Question

In an A.P., 7 times the 7th term is equal to 11 times the 11th term. Find the 18th term of the A.P.

Answer 1

Hint: First we must find the 7th and 11th terms of the A.P and then equate them. In an A.P., the nth term is given as, ${T_n} = a + (n - 1)d$, where a is the first term and d is a common difference.
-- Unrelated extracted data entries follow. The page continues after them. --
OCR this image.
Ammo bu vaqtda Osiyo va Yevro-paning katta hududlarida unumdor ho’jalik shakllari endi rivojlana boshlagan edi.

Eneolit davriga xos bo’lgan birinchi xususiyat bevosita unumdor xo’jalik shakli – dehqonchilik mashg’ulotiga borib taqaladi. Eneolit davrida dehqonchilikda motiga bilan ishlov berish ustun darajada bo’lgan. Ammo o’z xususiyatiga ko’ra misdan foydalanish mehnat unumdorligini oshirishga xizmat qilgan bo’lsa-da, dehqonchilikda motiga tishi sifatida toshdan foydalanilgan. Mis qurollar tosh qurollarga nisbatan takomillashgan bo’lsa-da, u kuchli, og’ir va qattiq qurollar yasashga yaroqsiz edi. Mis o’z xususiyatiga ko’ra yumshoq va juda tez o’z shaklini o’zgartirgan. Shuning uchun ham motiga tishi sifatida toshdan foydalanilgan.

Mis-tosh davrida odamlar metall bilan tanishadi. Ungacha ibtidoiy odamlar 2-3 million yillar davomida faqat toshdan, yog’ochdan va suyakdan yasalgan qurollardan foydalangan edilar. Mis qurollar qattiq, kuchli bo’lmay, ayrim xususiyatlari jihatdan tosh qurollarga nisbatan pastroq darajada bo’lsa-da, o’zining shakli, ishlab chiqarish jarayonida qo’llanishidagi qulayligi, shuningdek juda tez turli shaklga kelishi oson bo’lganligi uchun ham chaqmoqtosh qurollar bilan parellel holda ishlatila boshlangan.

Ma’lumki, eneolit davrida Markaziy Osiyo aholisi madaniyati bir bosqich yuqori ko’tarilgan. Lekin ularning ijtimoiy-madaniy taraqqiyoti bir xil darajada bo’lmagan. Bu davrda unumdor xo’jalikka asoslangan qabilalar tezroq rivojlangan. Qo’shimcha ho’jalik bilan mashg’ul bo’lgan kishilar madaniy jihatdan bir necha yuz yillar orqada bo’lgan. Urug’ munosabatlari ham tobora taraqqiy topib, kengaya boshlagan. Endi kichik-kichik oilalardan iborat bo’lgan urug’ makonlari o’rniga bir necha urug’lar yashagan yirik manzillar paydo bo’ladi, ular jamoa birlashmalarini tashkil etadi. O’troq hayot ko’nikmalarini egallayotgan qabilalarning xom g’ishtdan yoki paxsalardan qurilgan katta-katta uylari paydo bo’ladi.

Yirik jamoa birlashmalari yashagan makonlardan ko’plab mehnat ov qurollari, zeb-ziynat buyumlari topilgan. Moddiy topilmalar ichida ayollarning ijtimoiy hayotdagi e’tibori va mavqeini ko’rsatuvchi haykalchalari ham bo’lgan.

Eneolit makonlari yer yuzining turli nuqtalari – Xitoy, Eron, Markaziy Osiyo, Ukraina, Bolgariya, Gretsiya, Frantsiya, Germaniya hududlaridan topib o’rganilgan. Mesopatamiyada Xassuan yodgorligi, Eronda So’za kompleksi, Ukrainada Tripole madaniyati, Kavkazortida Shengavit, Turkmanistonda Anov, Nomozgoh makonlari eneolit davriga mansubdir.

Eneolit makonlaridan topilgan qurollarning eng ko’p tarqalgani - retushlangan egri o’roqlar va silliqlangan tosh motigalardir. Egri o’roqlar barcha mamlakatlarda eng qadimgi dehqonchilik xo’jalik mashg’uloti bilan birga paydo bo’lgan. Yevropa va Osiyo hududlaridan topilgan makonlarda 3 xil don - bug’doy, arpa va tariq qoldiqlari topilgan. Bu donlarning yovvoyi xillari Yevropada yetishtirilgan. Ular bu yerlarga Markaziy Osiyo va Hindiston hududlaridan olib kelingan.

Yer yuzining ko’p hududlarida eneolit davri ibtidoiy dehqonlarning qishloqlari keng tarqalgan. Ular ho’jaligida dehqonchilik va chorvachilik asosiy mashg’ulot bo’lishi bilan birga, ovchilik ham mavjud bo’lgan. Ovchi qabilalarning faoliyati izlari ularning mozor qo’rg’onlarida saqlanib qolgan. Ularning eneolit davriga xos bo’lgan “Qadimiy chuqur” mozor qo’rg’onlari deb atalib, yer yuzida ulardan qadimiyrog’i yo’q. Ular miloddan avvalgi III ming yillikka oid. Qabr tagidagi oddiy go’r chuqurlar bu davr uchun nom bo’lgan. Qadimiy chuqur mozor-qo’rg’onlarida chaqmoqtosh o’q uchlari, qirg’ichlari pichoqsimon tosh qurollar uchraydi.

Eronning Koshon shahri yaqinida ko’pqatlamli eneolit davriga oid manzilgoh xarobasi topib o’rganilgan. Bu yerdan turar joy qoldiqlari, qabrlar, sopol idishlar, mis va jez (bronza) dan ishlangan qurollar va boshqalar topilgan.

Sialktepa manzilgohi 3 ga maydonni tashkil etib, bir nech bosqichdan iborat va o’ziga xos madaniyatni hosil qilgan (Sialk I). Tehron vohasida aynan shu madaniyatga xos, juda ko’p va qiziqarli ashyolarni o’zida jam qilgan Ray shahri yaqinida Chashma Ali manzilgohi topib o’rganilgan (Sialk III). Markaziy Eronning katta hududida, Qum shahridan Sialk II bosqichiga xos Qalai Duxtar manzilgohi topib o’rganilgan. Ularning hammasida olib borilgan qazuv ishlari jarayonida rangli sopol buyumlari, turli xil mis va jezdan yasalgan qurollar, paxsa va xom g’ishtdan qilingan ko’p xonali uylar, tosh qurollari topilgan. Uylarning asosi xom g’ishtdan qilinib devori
Complete step-by-step answer:
Given, 7 times the 7th term is equal to 11 times the 11th term
$ \Rightarrow 7 \times {T_7} = 11 \times {T_{11}}$
Let the first term be a and common difference be d.
Since, ${T_n} = a + (n - 1)d$ , where a is the first term and d is the common difference.
$
   \Rightarrow 7\left( {a + 6d} \right) = 11(a + 10d) \\
   \Rightarrow 7a + 42d = 11a + 110d \\
   \Rightarrow - 4a = 68d \\
   \Rightarrow a = - 17d \\
$
Now, we have to find the value of the 18th term
$
   \Rightarrow {T_{18}} = a + \left( {n - 1} \right)d \\
   \Rightarrow {T_{18}} = a + \left( {18 - 1} \right)d \\
   \Rightarrow {T_{18}} = a + 17d \\
$
Putting, a =-17d in the above equation
$ \Rightarrow {T_{18}} = - 17d + 17d = 0$

Therefore, the 18th term is 0.

Note: Arithmetic Mean is always greater than or equal to Geometric mean. Also remember that arithmetic mean multiplied by harmonic mean will give a square of geometric mean as the result.
$A.M \times H.M = {G.M^2}$